The current survey shows about 66% of patients believe it is “very important” to know when AI plays a large role in their diagnosis or treatment. Also, 46% believe the information is very important when AI plays a small role in their care.
At the same time, less than 10% of people would be “very comfortable” getting a diagnosis from a computer program, even one that makes a correct diagnosis more than 90% of the time but is unable to explain why.
“Patients may not be aware of the automation that has been built into a lot of our devices today,” Khozin said. Electrocardiograms (tests that record the heart’s electrical signals), imaging software, and colonoscopy interpretation systems are examples.

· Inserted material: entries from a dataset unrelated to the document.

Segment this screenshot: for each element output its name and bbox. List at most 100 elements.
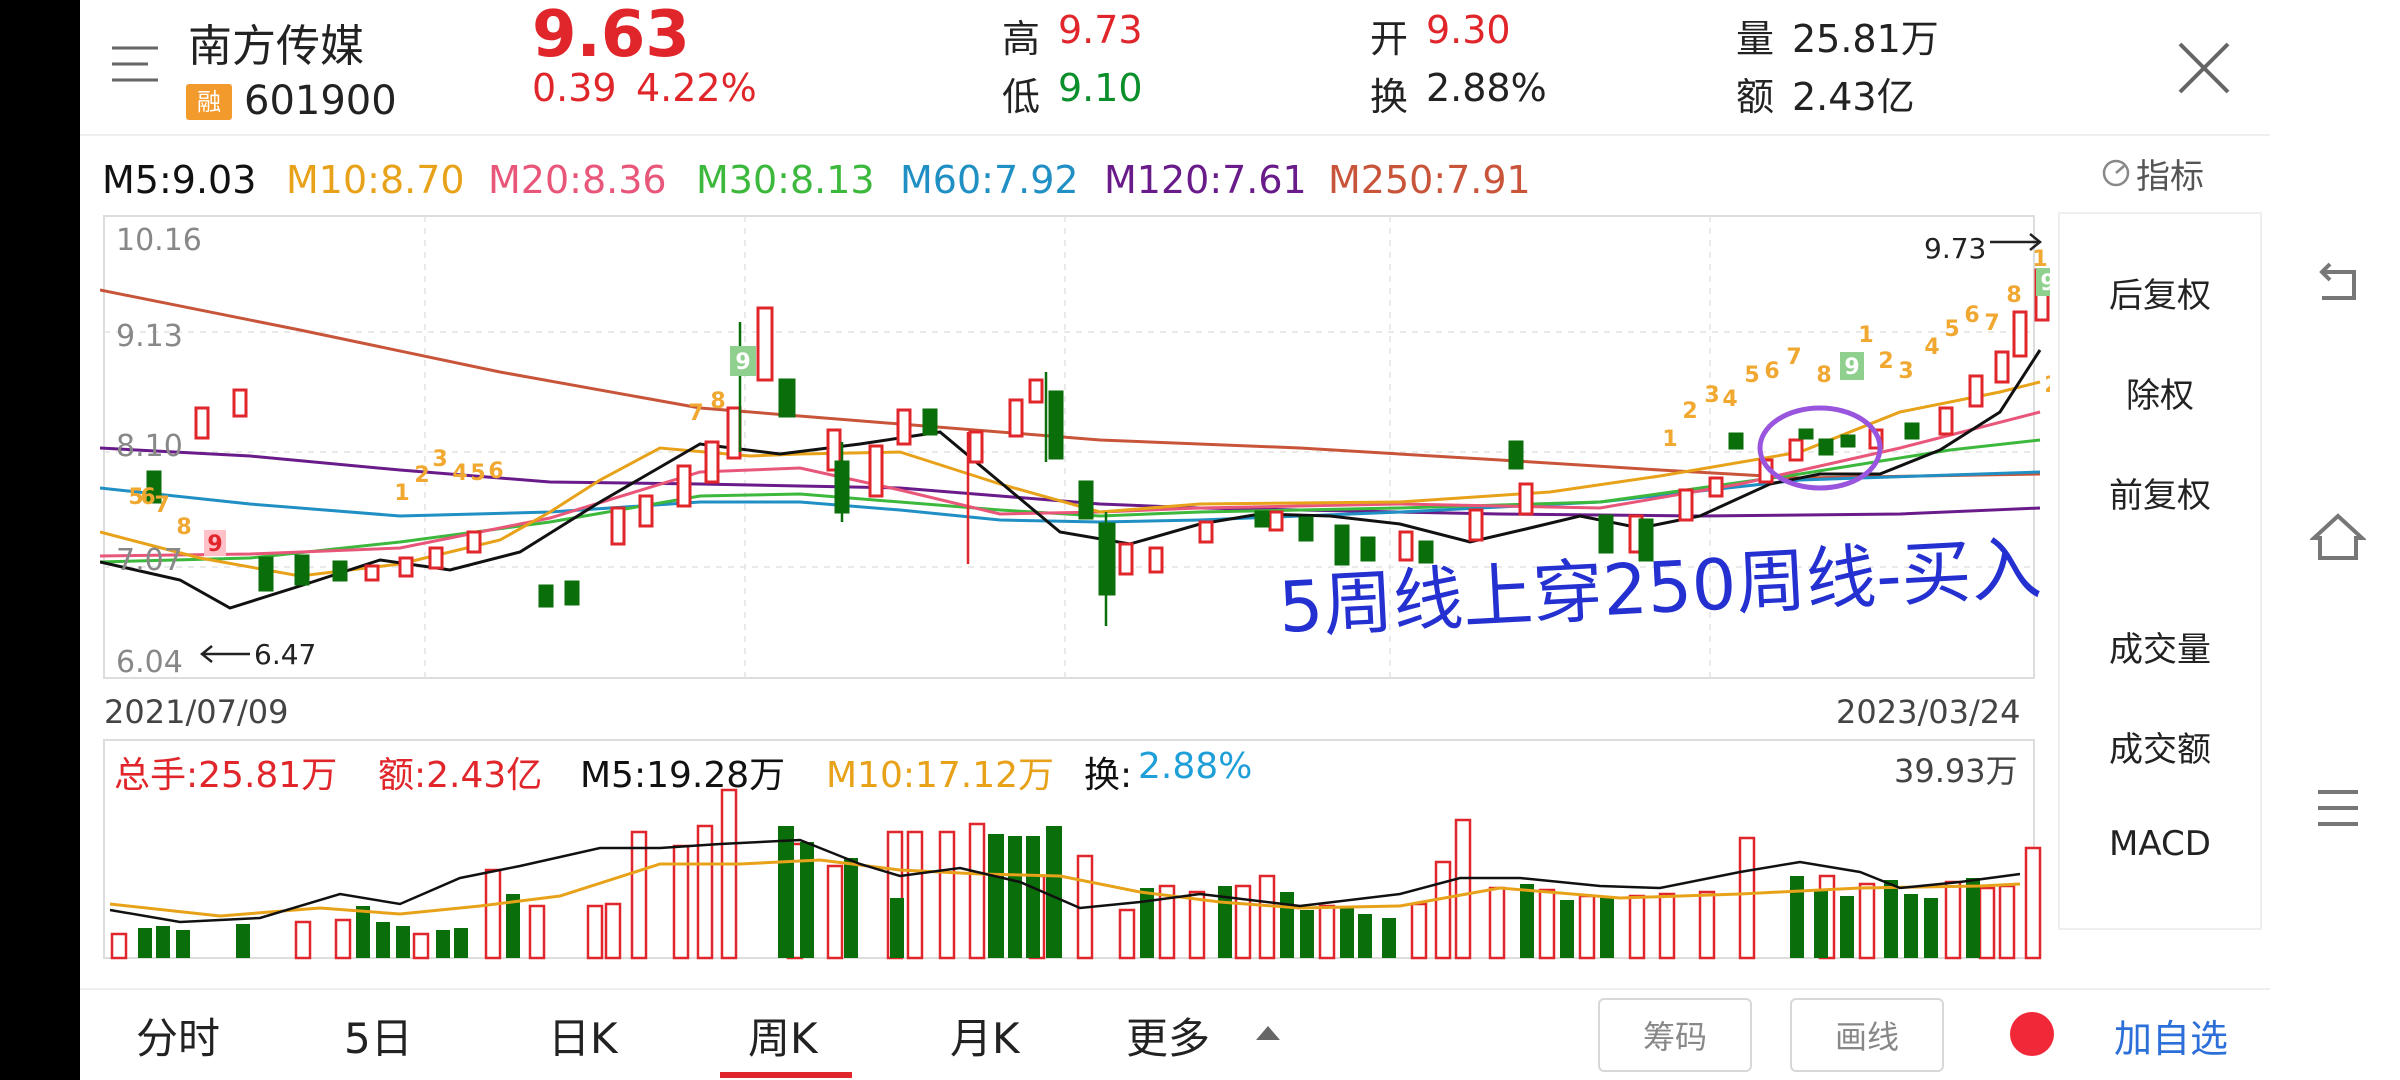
close-icon[interactable] bbox=[2176, 40, 2232, 96]
caret-up-icon[interactable] bbox=[1254, 1024, 1282, 1046]
stock-app: 南方传媒 融 601900 9.63 0.39 4.22% 高 9.73 低 9… bbox=[80, 0, 2270, 1080]
svg-text:9: 9 bbox=[1844, 355, 1859, 380]
side-item-backward-adjust[interactable]: 后复权 bbox=[2060, 268, 2260, 317]
side-menu: 后复权 除权 前复权 成交量 成交额 MACD bbox=[2058, 212, 2262, 930]
max-price-label: 9.73 bbox=[1924, 232, 1986, 265]
tab-more[interactable]: 更多 bbox=[1126, 1005, 1210, 1066]
svg-text:8: 8 bbox=[2006, 283, 2021, 308]
svg-text:6: 6 bbox=[1764, 359, 1779, 384]
svg-text:6: 6 bbox=[1964, 303, 1979, 328]
kline-chart[interactable]: 5678 123 456 78 123 456 78 123 456 78 12… bbox=[100, 212, 2050, 682]
side-item-ex-rights[interactable]: 除权 bbox=[2060, 368, 2260, 417]
turnover-label: 换 bbox=[1370, 75, 1409, 119]
svg-text:7: 7 bbox=[1984, 311, 1999, 336]
svg-text:9: 9 bbox=[2040, 271, 2050, 296]
volume-value: 25.81万 bbox=[1792, 17, 1939, 61]
svg-text:4: 4 bbox=[1722, 387, 1737, 412]
svg-text:5: 5 bbox=[470, 461, 485, 486]
current-price: 9.63 bbox=[532, 0, 690, 72]
ma250-label: M250:7.91 bbox=[1328, 158, 1531, 202]
side-item-forward-adjust[interactable]: 前复权 bbox=[2060, 468, 2260, 517]
ma10-label: M10:8.70 bbox=[286, 158, 465, 202]
back-icon[interactable] bbox=[2316, 260, 2360, 308]
low-label: 低 bbox=[1002, 75, 1041, 119]
tab-5day[interactable]: 5日 bbox=[344, 1005, 413, 1066]
open-value: 9.30 bbox=[1426, 8, 1511, 52]
volume-m10-line bbox=[109, 858, 2021, 918]
svg-text:1: 1 bbox=[394, 481, 409, 506]
high-value: 9.73 bbox=[1058, 8, 1143, 52]
buy-annotation: 5周线上穿250周线-买入 bbox=[1277, 527, 2044, 649]
header-divider bbox=[80, 134, 2270, 136]
svg-text:6: 6 bbox=[488, 459, 503, 484]
open-label: 开 bbox=[1370, 17, 1409, 61]
svg-text:5: 5 bbox=[1744, 363, 1759, 388]
side-item-macd[interactable]: MACD bbox=[2060, 824, 2260, 864]
start-date: 2021/07/09 bbox=[104, 693, 289, 731]
svg-text:1: 1 bbox=[1662, 427, 1677, 452]
side-item-volume[interactable]: 成交量 bbox=[2060, 622, 2260, 671]
chips-button[interactable]: 筹码 bbox=[1598, 998, 1752, 1072]
svg-text:8: 8 bbox=[1816, 363, 1831, 388]
end-date: 2023/03/24 bbox=[1836, 693, 2021, 731]
turnover-value: 2.88% bbox=[1426, 66, 1547, 110]
svg-text:2: 2 bbox=[1878, 349, 1893, 374]
price-change: 0.39 bbox=[532, 66, 617, 110]
y-axis-label-1: 10.16 bbox=[116, 223, 202, 258]
ma5-label: M5:9.03 bbox=[102, 158, 257, 202]
stock-code: 601900 bbox=[244, 78, 397, 124]
svg-text:2: 2 bbox=[414, 463, 429, 488]
volume-chart[interactable] bbox=[100, 736, 2050, 962]
indicator-button[interactable]: 指标 bbox=[2100, 150, 2204, 197]
y-axis-label-3: 8.10 bbox=[116, 429, 183, 464]
tab-timeshare[interactable]: 分时 bbox=[136, 1005, 220, 1066]
ma20-label: M20:8.36 bbox=[488, 158, 667, 202]
svg-text:4: 4 bbox=[452, 461, 467, 486]
side-item-turnover-amount[interactable]: 成交额 bbox=[2060, 722, 2260, 771]
system-nav-bar bbox=[2270, 0, 2400, 1080]
svg-text:2: 2 bbox=[1682, 399, 1697, 424]
amount-value: 2.43亿 bbox=[1792, 75, 1915, 119]
svg-text:5: 5 bbox=[1944, 317, 1959, 342]
tab-weekly-k[interactable]: 周K bbox=[748, 1005, 818, 1066]
y-axis-label-2: 9.13 bbox=[116, 319, 183, 354]
svg-text:1: 1 bbox=[1858, 323, 1873, 348]
volume-label: 量 bbox=[1736, 17, 1775, 61]
svg-text:3: 3 bbox=[1898, 359, 1913, 384]
low-value: 9.10 bbox=[1058, 66, 1143, 110]
ma60-label: M60:7.92 bbox=[900, 158, 1079, 202]
add-watchlist-button[interactable]: 加自选 bbox=[2114, 1008, 2228, 1063]
left-arrow-icon bbox=[199, 645, 250, 663]
svg-text:7: 7 bbox=[688, 401, 703, 426]
stock-name: 南方传媒 bbox=[188, 21, 364, 72]
record-dot-icon[interactable] bbox=[2010, 1012, 2054, 1056]
y-axis-label-5: 6.04 bbox=[116, 645, 183, 680]
ma30-label: M30:8.13 bbox=[696, 158, 875, 202]
draw-line-button[interactable]: 画线 bbox=[1790, 998, 1944, 1072]
svg-text:7: 7 bbox=[1786, 345, 1801, 370]
recent-apps-icon[interactable] bbox=[2316, 788, 2360, 832]
svg-text:2: 2 bbox=[2044, 373, 2050, 398]
amount-label: 额 bbox=[1736, 75, 1775, 119]
high-label: 高 bbox=[1002, 17, 1041, 61]
svg-text:4: 4 bbox=[1924, 335, 1939, 360]
right-arrow-icon bbox=[1990, 233, 2043, 251]
tab-monthly-k[interactable]: 月K bbox=[950, 1005, 1020, 1066]
svg-text:9: 9 bbox=[735, 350, 750, 375]
price-change-pct: 4.22% bbox=[636, 66, 757, 110]
menu-icon[interactable] bbox=[110, 42, 160, 88]
svg-text:3: 3 bbox=[1704, 383, 1719, 408]
svg-text:8: 8 bbox=[710, 389, 725, 414]
indicator-label: 指标 bbox=[2136, 156, 2204, 197]
bottom-divider bbox=[80, 988, 2270, 990]
home-icon[interactable] bbox=[2308, 512, 2368, 566]
svg-text:7: 7 bbox=[154, 493, 169, 518]
y-axis-label-4: 7.07 bbox=[116, 543, 183, 578]
min-price-label: 6.47 bbox=[254, 638, 316, 671]
volume-m5-line bbox=[109, 838, 2021, 924]
svg-text:9: 9 bbox=[207, 532, 222, 557]
active-tab-underline bbox=[720, 1072, 852, 1078]
tab-daily-k[interactable]: 日K bbox=[548, 1005, 618, 1066]
ma120-label: M120:7.61 bbox=[1104, 158, 1307, 202]
svg-text:8: 8 bbox=[176, 515, 191, 540]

Even if unaware, patients are likely benefiting from the use of AI in diagnosis. One example is a 63-year-old man with ulcerative colitis living in Brooklyn, NY. Aasma Shaukat, MD, a gastroenterologist at NYU Langone Medical Center, did a routine colonoscopy on the patient.
“As I was focussed on taking biopsies in the [intestines] I did not notice a 6 mm [millimeter] flat polyp … until AI alerted me to it.”
Shaukat removed the polyp, which had abnormal cells that may be pre-cancerous.
The Yale survey revealed that most people were “very concerned” or “somewhat concerned’ about possible unintended effects of AI in health care. A total of 92%”said they would be concerned about a misdiagnosis, 71% about a privacy breach, 70% about spending less time with doctors, and 68% about higher health care costs.
A previous study from Aneja and colleagues published in July 2021 focused on AI and medical liability. They found that doctors and patients disagree about liability when AI results in a clinical error. Although most doctors and patients believed doctors should be liable, doctors were more likely to want to hold vendors and health care organizations accountable as well.